Message original : Jolie-Joad
Bon, à la demande de Cl_Cl_, je vais mettre mon paragraphe sur Muse ; je le condense un peu pour garder le plus important et pour pouvoir écrire
d’autres choses après, en réaction à ce que vous avez dit il y a peu :
Pour moi qui me suis mise à écouter de la musique classique, surtout lorsque j'ai reconnu un passage de "Space Dementia" (chanson de Muse) dans le
Concerto pour piano n°2 de Rachmaninoff, il est plus qu'évident que Matthew Bellamy s'inspire des grands compositeurs classiques pour ses propres
compositions. A part pour "Space Dementia" il ne reprend pas directement des passages ; mais dans la façon d'enchaîner des mouvements très différents
dans une même chanson, d'intégrer sa voix dans ses compositions comme s'il s'agissait d'un instrument parmi tant d'autres (limite on se fout des
paroles, certaines devenant incompréhensibles selon sa façon de chanter), dans sa manière de jouer du piano bien sûr, ou même de la guitare quand on
voit toutes les mélodies qu'il arrive à produire avec sa gratte uniquement, et le style de mélodie surtout, ou même dans sa façon d'inclure, sans en
avoir l'air, un thème principal dans ses chansons, un thème noyé parmi d'autres mouvements mais qui revient, au point que chaque chanson a son propre
thème malgré toutes les notes qu'on peut y entendre... Toutes ces façons de procéder, si différentes des manières des autres groupes, rappellent la
musique classique et fait penser à du classique version très rock. Ils ont créé un style de rock à part, tout le monde n'arrête pas de le dire, et je
pense que c'est de ce côté-là qu'il faut chercher, du côté de l'influence évidente de la musique classique sur ce trio rock guitare/basse/batterie...

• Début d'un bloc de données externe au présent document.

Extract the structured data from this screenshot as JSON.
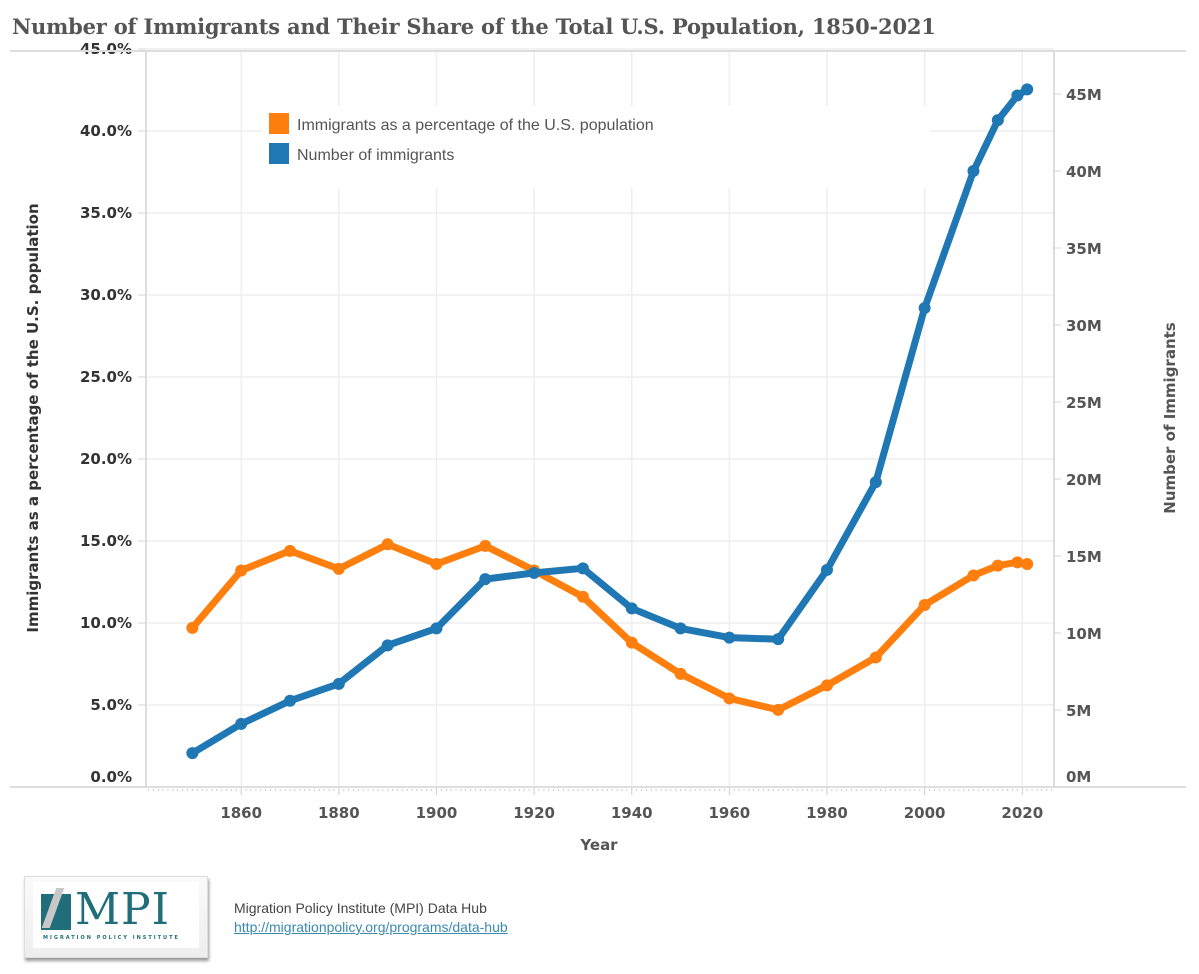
{
  "title": "Number of Immigrants and Their Share of the Total U.S. Population, 1850-2021",
  "footer": {
    "logo_text": "MPI",
    "logo_subtext": "MIGRATION POLICY INSTITUTE",
    "source_name": "Migration Policy Institute (MPI) Data Hub",
    "source_link": "http://migrationpolicy.org/programs/data-hub"
  },
  "colors": {
    "percent_series": "#ff7f0e",
    "number_series": "#1f77b4",
    "grid": "#eeeeee",
    "axis": "#d4d4d4"
  },
  "chart_data": {
    "type": "line",
    "title": "Number of Immigrants and Their Share of the Total U.S. Population, 1850-2021",
    "xlabel": "Year",
    "ylabel_left": "Immigrants as a percentage of the U.S. population",
    "ylabel_right": "Number of Immigrants",
    "x": [
      1850,
      1860,
      1870,
      1880,
      1890,
      1900,
      1910,
      1920,
      1930,
      1940,
      1950,
      1960,
      1970,
      1980,
      1990,
      2000,
      2010,
      2015,
      2019,
      2021
    ],
    "x_ticks": [
      "1860",
      "1880",
      "1900",
      "1920",
      "1940",
      "1960",
      "1980",
      "2000",
      "2020"
    ],
    "x_tick_values": [
      1860,
      1880,
      1900,
      1920,
      1940,
      1960,
      1980,
      2000,
      2020
    ],
    "xlim": [
      1840.5,
      2026.5
    ],
    "left_ticks": [
      "0.0%",
      "5.0%",
      "10.0%",
      "15.0%",
      "20.0%",
      "25.0%",
      "30.0%",
      "35.0%",
      "40.0%",
      "45.0%"
    ],
    "left_tick_values": [
      0,
      5,
      10,
      15,
      20,
      25,
      30,
      35,
      40,
      45
    ],
    "ylim_left": [
      0,
      45
    ],
    "right_ticks": [
      "0M",
      "5M",
      "10M",
      "15M",
      "20M",
      "25M",
      "30M",
      "35M",
      "40M",
      "45M"
    ],
    "right_tick_values": [
      0,
      5,
      10,
      15,
      20,
      25,
      30,
      35,
      40,
      45
    ],
    "ylim_right": [
      0,
      45
    ],
    "grid": true,
    "legend_position": "top-center",
    "series": [
      {
        "name": "Immigrants as a percentage of the U.S. population",
        "axis": "left",
        "unit": "%",
        "values": [
          9.7,
          13.2,
          14.4,
          13.3,
          14.8,
          13.6,
          14.7,
          13.2,
          11.6,
          8.8,
          6.9,
          5.4,
          4.7,
          6.2,
          7.9,
          11.1,
          12.9,
          13.5,
          13.7,
          13.6
        ]
      },
      {
        "name": "Number of immigrants",
        "axis": "right",
        "unit": "M",
        "values": [
          2.2,
          4.1,
          5.6,
          6.7,
          9.2,
          10.3,
          13.5,
          13.9,
          14.2,
          11.6,
          10.3,
          9.7,
          9.6,
          14.1,
          19.8,
          31.1,
          40.0,
          43.3,
          44.9,
          45.3
        ]
      }
    ]
  }
}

Le fait qu'ils ont été tentés pendant un moment de faire leur cinquième album avec une seule très longue chanson est un autre exemple de cette
influence.
Attention, qu’on ne me dise pas : « Mais tout ce que tu as dit, on le retrouve dans d’autres groupes ». J’ai parlé de « façons » de faire, de «
manières », pas de véritables concepts. Bien sûr, il y a généralement un air principal pour chaque chanson que nous connaissons, bien sûr,
généralement, la voix du chanteur produit un air musical particulier (généralement hein…)… Mais Muse, ou en tout cas Matt Bellamy qui fait à peu près
tout le boulot, s’y prend différemment… Prenons l’exemple de la voix. On va retrouver des groupes qui donnent une grande importance aux textes et ça
se sent dans la façon de chanter (c’est tout à leur honneur d’ailleurs, j’aime beaucoup les chansons à textes), ils manieront précieusement leurs
paroles, ne les chanteront pas n’importe comment, voire ne les chanteront pas du tout ; on va trouver des chanteurs qui gueulent, des chanteurs qui
n’ont pas une voix faite pour produire de belles mélodies mais qui font avec, des chanteurs qui auront l’air d’être là juste pour poser leur texte sur
la musique et ensuite partir prendre un café le temps du solo, des chanteurs qui assumeront tout à fait le fait d’avoir une voix humaine et pas un
instrument de musique. On peut trouver des trucs excellents parmi ces divers types de chanteurs, je ne le nie absolument pas, j’ai des goûts musicaux
assez variés de toute façon.
Mais le chanteur de Muse (toujours ce fameux Matthew Bellamy donc) a une façon très particulière de chanter et surtout d’incorporer sa voix dans son
œuvre. On sent qu’il se sert de sa voix comme d’un instrument de musique qui à certains moments prendrait le dessus sur les autres instruments
présents dans ses compositions. Là on voit l’influence de la musique classique, car, si je ne me trompe pas, le violon, extrêmement important, est
l’instrument censé se rapprocher le plus des capacités de la voix humaine (genre, quand on fredonne l’air d’un concerto, il est plus facile de
reproduire à haute voix la mélodie des violons que celle du piano par exemple). On peut imaginer parfois quelqu’un chanter à la place des violons. Et
ça, Matthew le sait et s’en inspire quand il fredonne un air avec d’autres instruments pour l’accompagner. La preuve avec « Space Dementia » toujours,
où il reprend un petit peu l’air des violons d’un concerto de Rachmaninoff… avec sa voix ! Réciter ses textes, par ailleurs plus énigmatiques que la
plupart des textes des groupes populaires anglais actuels (les Anglais sont pas ultra réputés pour l’originalité de leurs paroles, contrairement aux
Français), ce n’est pas ce qu’il y a de plus important pour lui. Ses textes et sa voix qui les récite font partie d’un tout et doivent fusionner avec
ce tout, accompagner et être accompagnés par ce tout. Il doit être un instrument parmi d’autres, d’où certaines de ses performances vocales : une voix
beaucoup plus aiguë pour « Supermassive Black Hole » se rapprochant du son d’une guitare électrique, les « Aaaaahaaahaaaaahaaaaaaaaaaa » au début de «
Knights of Cydonia » qui ne servent à rien d’autre qu’à produire la même mélodie que les trompettes qui sont derrière, sa voix multipliée par trois
dans la même chanson, comme trois mêmes instruments jouant le même air de façon plus ou moins aiguë, les « Ooooooooooh » à la fin de « Feeling Good »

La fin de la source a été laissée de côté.